Resolving deltas: 100% (2695/2695), done.
Checking out files: 100% (3411/3411), done.
Now we can import a problem, here using the “Boehm_JProteomer2014” example, to AMICI and PEtab:
[2]:
# read the petab problem from yaml
petab_problem = petab.Problem.from_yaml(
"tmp/benchmark-models/hackathon_contributions_new_data_format/"
"Boehm_JProteomeRes2014/Boehm_JProteomeRes2014.yaml"
)
# compile the petab problem to an AMICI ODE model
model = amici.petab_import.import_petab_problem(petab_problem)
# the solver to numerically solve the ODE
solver = model.getSolver()
# import everything to pyABC
importer = AmiciPetabImporter(petab_problem, model, solver)
# extract what we need from the importer
prior = importer.create_prior()
model = importer.create_model()
kernel = importer.create_kernel()
Once everything has been compiled and imported, we can simply call the model:
[3]:
model(petab_problem.x_nominal_free_scaled)
[3]:
{'llh': -138.22199570334107}
Now we can run an analysis using pyABC’s exact sequential sampler under the assumption of measurement noise. Note that the following cell takes, depending on the resources, minutes to hours to run through. Also, the resulting database is not provided here.
[6]:
%%script false --no-raise-error
# Uncomment this line to run cell
# this takes some time
sampler = pyabc.MulticoreEvalParallelSampler(n_procs=20)

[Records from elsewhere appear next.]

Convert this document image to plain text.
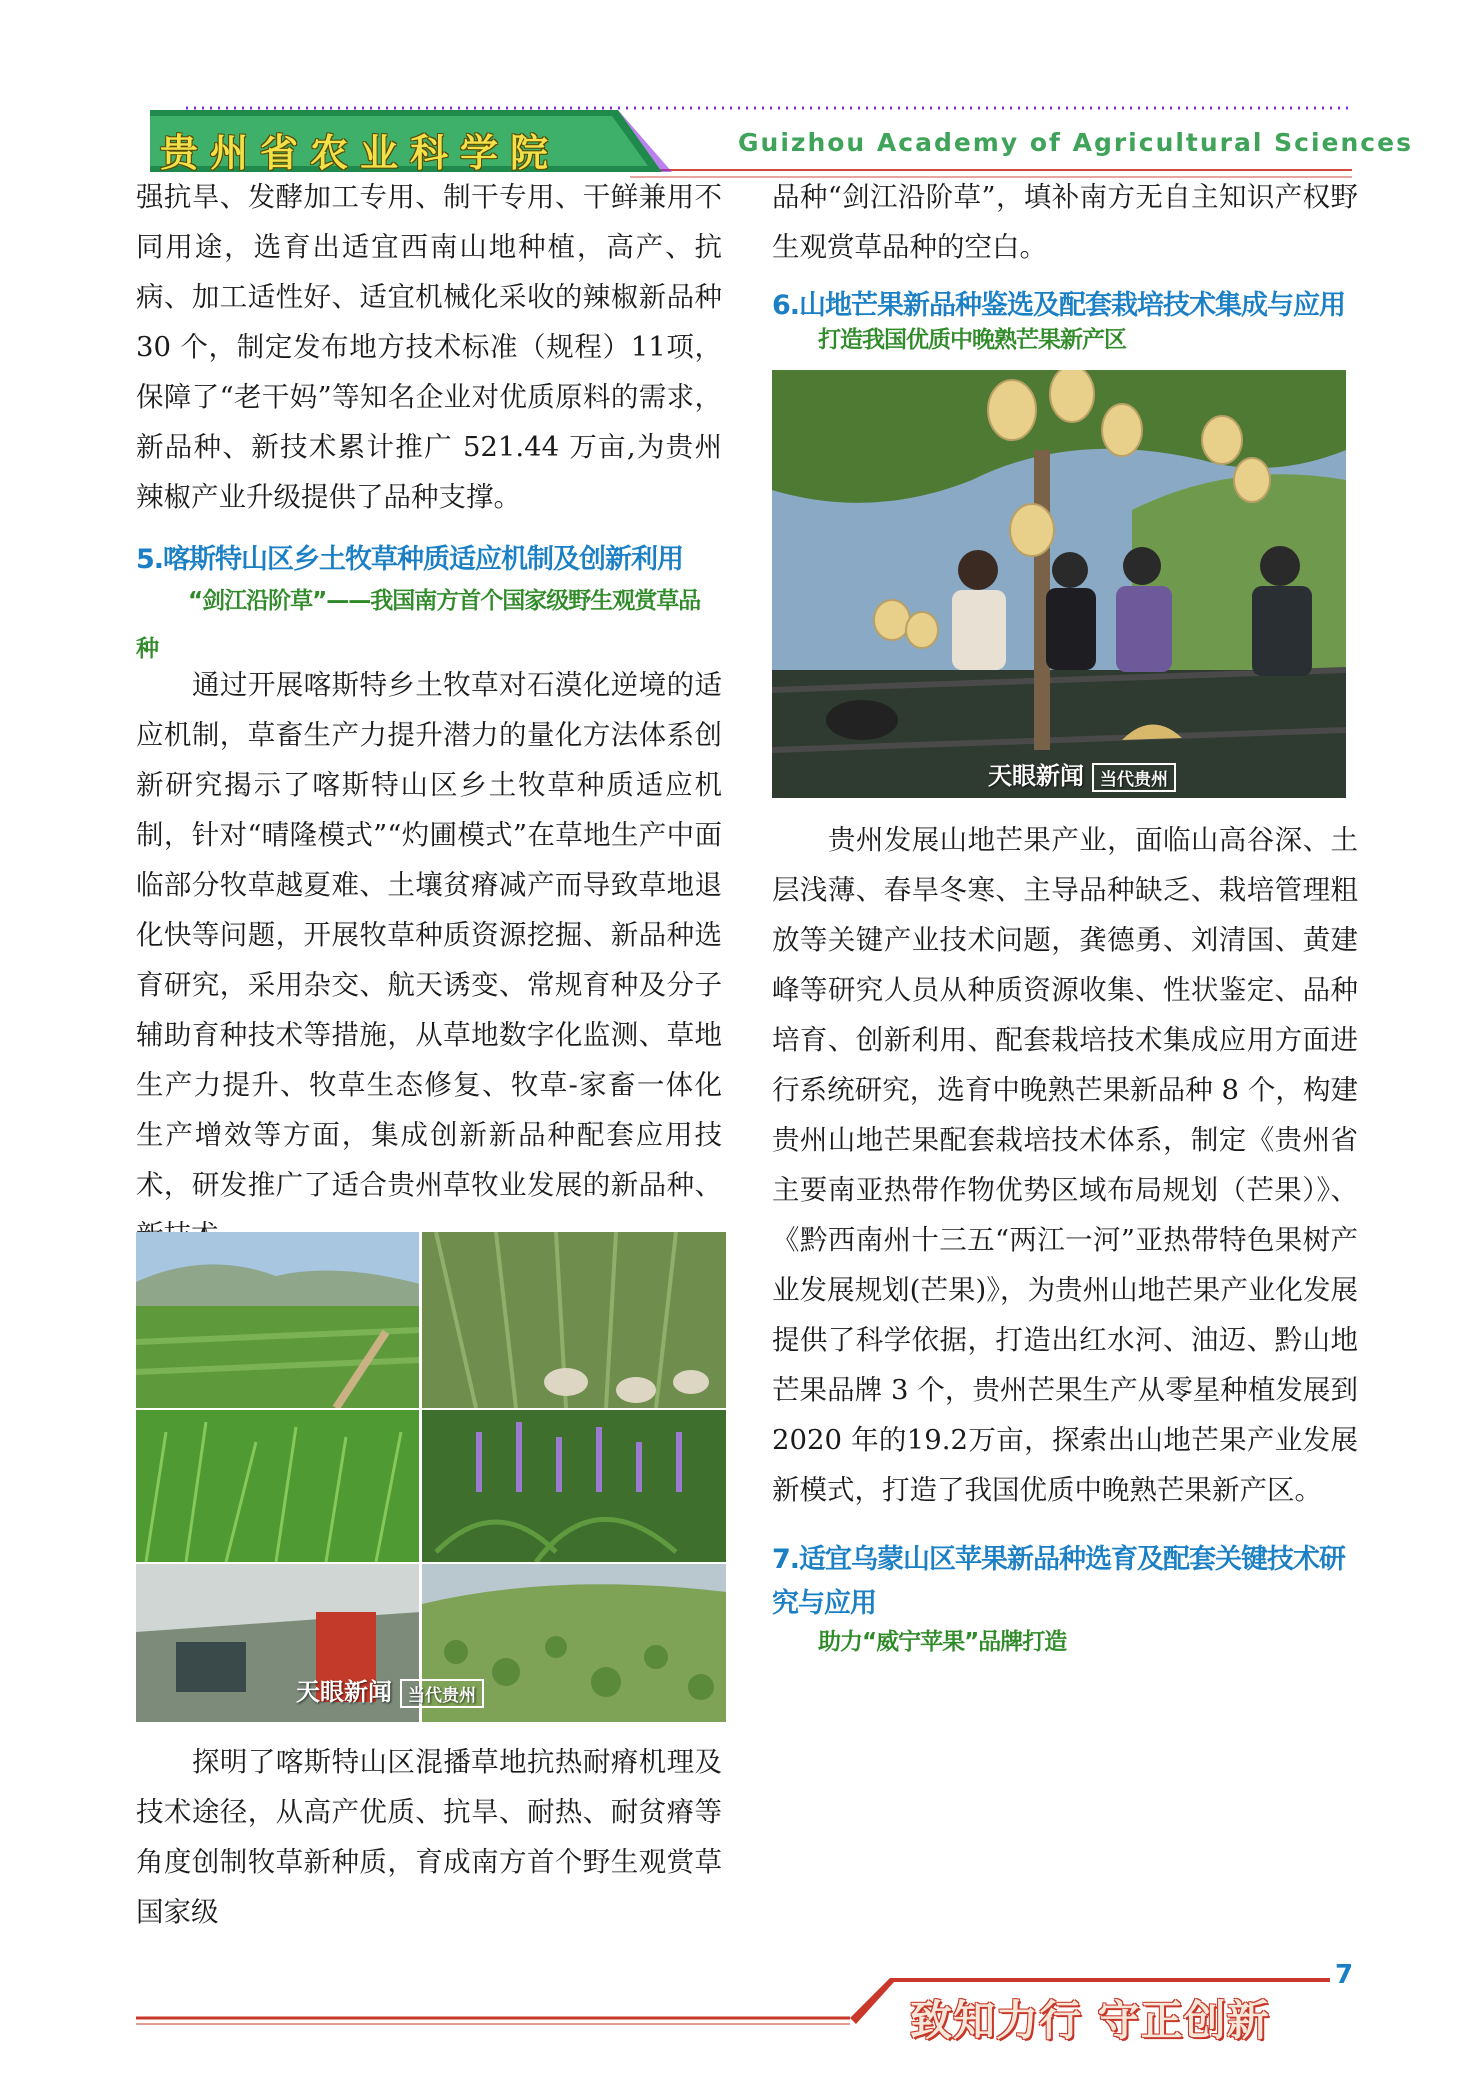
贵州省农业科学院	Guizhou Academy of Agricultural Sciences
强抗旱、发酵加工专用、制干专用、干鲜兼用不同用途，选育出适宜西南山地种植，高产、抗病、加工适性好、适宜机械化采收的辣椒新品种 30 个，制定发布地方技术标准（规程）11项，保障了“老干妈”等知名企业对优质原料的需求，新品种、新技术累计推广 521.44 万亩,为贵州辣椒产业升级提供了品种支撑。
5.喀斯特山区乡土牧草种质适应机制及创新利用
“剑江沿阶草”——我国南方首个国家级野生观赏草品种
通过开展喀斯特乡土牧草对石漠化逆境的适应机制，草畜生产力提升潜力的量化方法体系创新研究揭示了喀斯特山区乡土牧草种质适应机制，针对“晴隆模式”“灼圃模式”在草地生产中面临部分牧草越夏难、土壤贫瘠减产而导致草地退化快等问题，开展牧草种质资源挖掘、新品种选育研究，采用杂交、航天诱变、常规育种及分子辅助育种技术等措施，从草地数字化监测、草地生产力提升、牧草生态修复、牧草-家畜一体化生产增效等方面，集成创新新品种配套应用技术，研发推广了适合贵州草牧业发展的新品种、
天眼新闻 当代贵州
探明了喀斯特山区混播草地抗热耐瘠机理及技术途径，从高产优质、抗旱、耐热、耐贫瘠等角度创制牧草新种质，育成南方首个野生观赏草国家级
品种“剑江沿阶草”，填补南方无自主知识产权野生观赏草品种的空白。
6.山地芒果新品种鉴选及配套栽培技术集成与应用
打造我国优质中晚熟芒果新产区
天眼新闻 当代贵州
贵州发展山地芒果产业，面临山高谷深、土层浅薄、春旱冬寒、主导品种缺乏、栽培管理粗放等关键产业技术问题，龚德勇、刘清国、黄建峰等研究人员从种质资源收集、性状鉴定、品种培育、创新利用、配套栽培技术集成应用方面进行系统研究，选育中晚熟芒果新品种 8 个，构建贵州山地芒果配套栽培技术体系，制定《贵州省主要南亚热带作物优势区域布局规划（芒果）》、《黔西南州十三五“两江一河”亚热带特色果树产业发展规划(芒果)》，为贵州山地芒果产业化发展提供了科学依据，打造出红水河、油迈、黔山地芒果品牌 3 个，贵州芒果生产从零星种植发展到 2020 年的19.2万亩，探索出山地芒果产业发展新模式，打造了我国优质中晚熟芒果新产区。
7.适宜乌蒙山区苹果新品种选育及配套关键技术研究与应用
助力“威宁苹果”品牌打造
7
致知力行 守正创新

temperature = pyabc.Temperature()
acceptor = pyabc.StochasticAcceptor(
pdf_norm_method = pyabc.ScaledPDFNorm())
abc = pyabc.ABCSMC(model, prior, kernel,
eps=temperature,
acceptor=acceptor,
sampler=sampler,
population_size=1000)
abc.new("sqlite:////tmp/petab_amici_boehm.db", {})
abc.run()
INFO:Sampler:Parallelizing the sampling on 20 cores.
INFO:History:Start <ABCSMC(id=1, start_time=2020-02-17 22:35:38.746712, end_time=None)>
INFO:ABC:Calibration sample before t=0.
INFO:ABC:t: 0, eps: 49386005.386943504.
INFO:ABC:Acceptance rate: 1000 / 3348 = 2.9869e-01, ESS=1.0000e+03.

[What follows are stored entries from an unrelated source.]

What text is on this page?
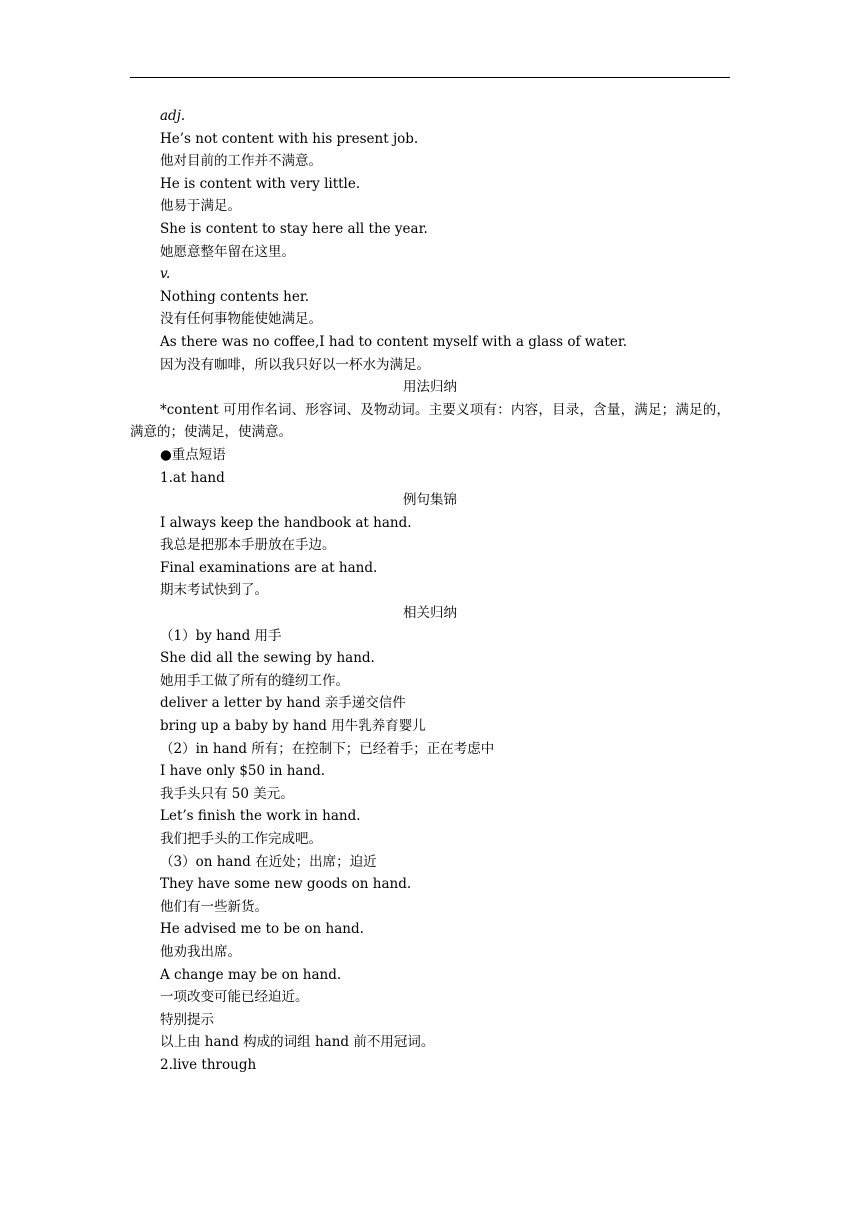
adj.
He’s not content with his present job.
他对目前的工作并不满意。
He is content with very little.
他易于满足。
She is content to stay here all the year.
她愿意整年留在这里。
v.
Nothing contents her.
没有任何事物能使她满足。
As there was no coffee,I had to content myself with a glass of water.
因为没有咖啡，所以我只好以一杯水为满足。
用法归纳
*content 可用作名词、形容词、及物动词。主要义项有：内容，目录，含量，满足；满足的，满意的；使满足，使满意。
●重点短语
1.at hand
例句集锦
I always keep the handbook at hand.
我总是把那本手册放在手边。
Final examinations are at hand.
期末考试快到了。
相关归纳
（1）by hand 用手
She did all the sewing by hand.
她用手工做了所有的缝纫工作。
deliver a letter by hand 亲手递交信件
bring up a baby by hand 用牛乳养育婴儿
（2）in hand 所有；在控制下；已经着手；正在考虑中
I have only $50 in hand.
我手头只有 50 美元。
Let’s finish the work in hand.
我们把手头的工作完成吧。
（3）on hand 在近处；出席；迫近
They have some new goods on hand.
他们有一些新货。
He advised me to be on hand.
他劝我出席。
A change may be on hand.
一项改变可能已经迫近。
特别提示
以上由 hand 构成的词组 hand 前不用冠词。
2.live through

INFO:ABC:t: 1, eps: 3707.524037573809.
INFO:ABC:Acceptance rate: 1000 / 3582 = 2.7917e-01, ESS=3.0162e+02.
INFO:ABC:t: 2, eps: 189.0069260595768.
INFO:ABC:Acceptance rate: 1000 / 3753 = 2.6645e-01, ESS=2.9065e+02.
INFO:ABC:t: 3, eps: 94.5034630297884.
INFO:ABC:Acceptance rate: 1000 / 6376 = 1.5684e-01, ESS=3.2931e+02.
INFO:ABC:t: 4, eps: 47.2517315148942.
INFO:ABC:Acceptance rate: 1000 / 16933 = 5.9056e-02, ESS=2.7417e+02.
INFO:ABC:t: 5, eps: 23.6258657574471.
INFO:ABC:Acceptance rate: 1000 / 6990 = 1.4306e-01, ESS=3.6511e+02.
INFO:ABC:t: 6, eps: 11.81293287872355.
INFO:ABC:Acceptance rate: 1000 / 50479 = 1.9810e-02, ESS=2.3205e+02.
INFO:ABC:t: 7, eps: 5.906466439361775.
INFO:ABC:Acceptance rate: 1000 / 141531 = 7.0656e-03, ESS=3.0510e+01.
INFO:ABC:t: 8, eps: 2.9532332196808877.
INFO:ABC:Acceptance rate: 1000 / 54532 = 1.8338e-02, ESS=2.7007e+01.
INFO:ABC:t: 9, eps: 1.4766166098404439.
INFO:ABC:Acceptance rate: 1000 / 21583 = 4.6333e-02, ESS=3.9807e+00.
INFO:ABC:t: 10, eps: 1.0.
INFO:ABC:Acceptance rate: 1000 / 12382 = 8.0762e-02, ESS=1.3817e+01.
INFO:ABC:Stopping: minimum epsilon.
INFO:History:Done <ABCSMC(id=1, start_time=2020-02-17 22:35:38.746712, end_time=2020-02-17 23:03:26.661874)>
[6]:
<pyabc.storage.history.History at 0x7fa4da04f3a0>
Now we can use pyABC’s standard analysis and visualization routines to analyze the obtained posterior sample. In particular, we can extract boundaries and literature parameter values from the PEtab problem:
[4]:
%%script false --no-raise-error
# Uncomment this line to run cell
h = pyabc.History("sqlite:///tmp/petab_amici_boehm.db", _id=1)
refval = {k: v for k,v in zip(petab_problem.x_free_ids, petab_problem.x_nominal_free_scaled)}
for i, par in enumerate(petab_problem.x_free_ids):
pyabc.visualization.plot_kde_1d_highlevel(
h, x=par,
xmin=petab_problem.get_lb(scaled=True,fixed=False)[i],
xmax=petab_problem.get_ub(scaled=True,fixed=False)[i],
refval=refval, refval_color='k')
Apparently, in this case seven out of the nine parameters can be estimated with high confidence, while two other parameters can only be bounded.